Waire’s defense attorney Michael Oakes immediately refuted Kennedy's testimony during his closing arguments. He told the jury that the testimony, which Kennedy did for police and not in front of a jury, was full of “truth and lies for a reason.”

“He’s told you that he’s a Blood gang member,” Oakes said.  “He has informed you that he did these crimes and he was able to eventually give them a name of someone who they had started getting tips on.”

Oakes talked about the police interviewing a few persons of interest when "tips" starting coming in about Waire. He asked the jury to consider whether Kennedy was with a fellow gang member when the shooting took place or the person he was with at Meijer. However he said “we don’t know" and that the evidence doesn't make sense.

“The prosecution has not proved without reasonable doubt that Jordan Waire was with Kennedy in this apartment,” said Oakes. “Kennedy has reasons to lie.”
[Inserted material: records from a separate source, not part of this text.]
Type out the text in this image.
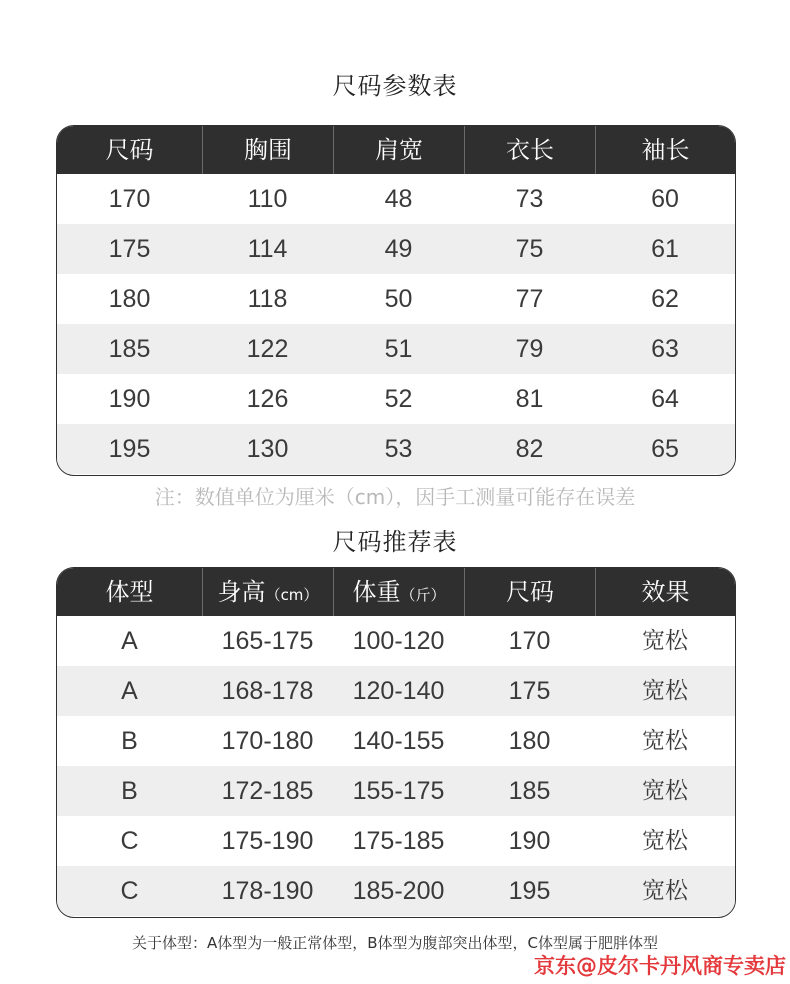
尺码参数表
尺码	胸围	肩宽	衣长	袖长
170	110	48	73	60
175	114	49	75	61
180	118	50	77	62
185	122	51	79	63
190	126	52	81	64
195	130	53	82	65
注：数值单位为厘米（cm），因手工测量可能存在误差
尺码推荐表
体型	身高（cm）	体重（斤）	尺码	效果
A	165-175	100-120	170	宽松
A	168-178	120-140	175	宽松
B	170-180	140-155	180	宽松
B	172-185	155-175	185	宽松
C	175-190	175-185	190	宽松
C	178-190	185-200	195	宽松
关于体型：A体型为一般正常体型，B体型为腹部突出体型，C体型属于肥胖体型
京东@皮尔卡丹风商专卖店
Oakes also stated that there's no physical evidence connecting Waire to the crime. He stated that the detectives found the red bandana that was used in the armed robbery but questioned who it belonged to.

“You heard the detective say ‘yeah we recovered the red bandana, the red bandana the individual was wearing over their face, talking, breathing, yelling through, all kind of bodily fluids on this red bandana,'" he said reciting the detective's testimony. "'No, we didn’t bother doing any DNA testing. We felt we had other evidence.’"

That other evidence was Kennedy's testimony, which the assistant prosecutor stated was reliable in his rebuttal. The jury then deliberated for two and half hours before finding Jordan Waire guilty of all charges, including murder and armed robbery. Waire sat motionless as the verdict was read. Jones' family cried.

Workman said the verdict does not bring her closure but is a small step in moving forward.

"It helps me let him be at peace," she said.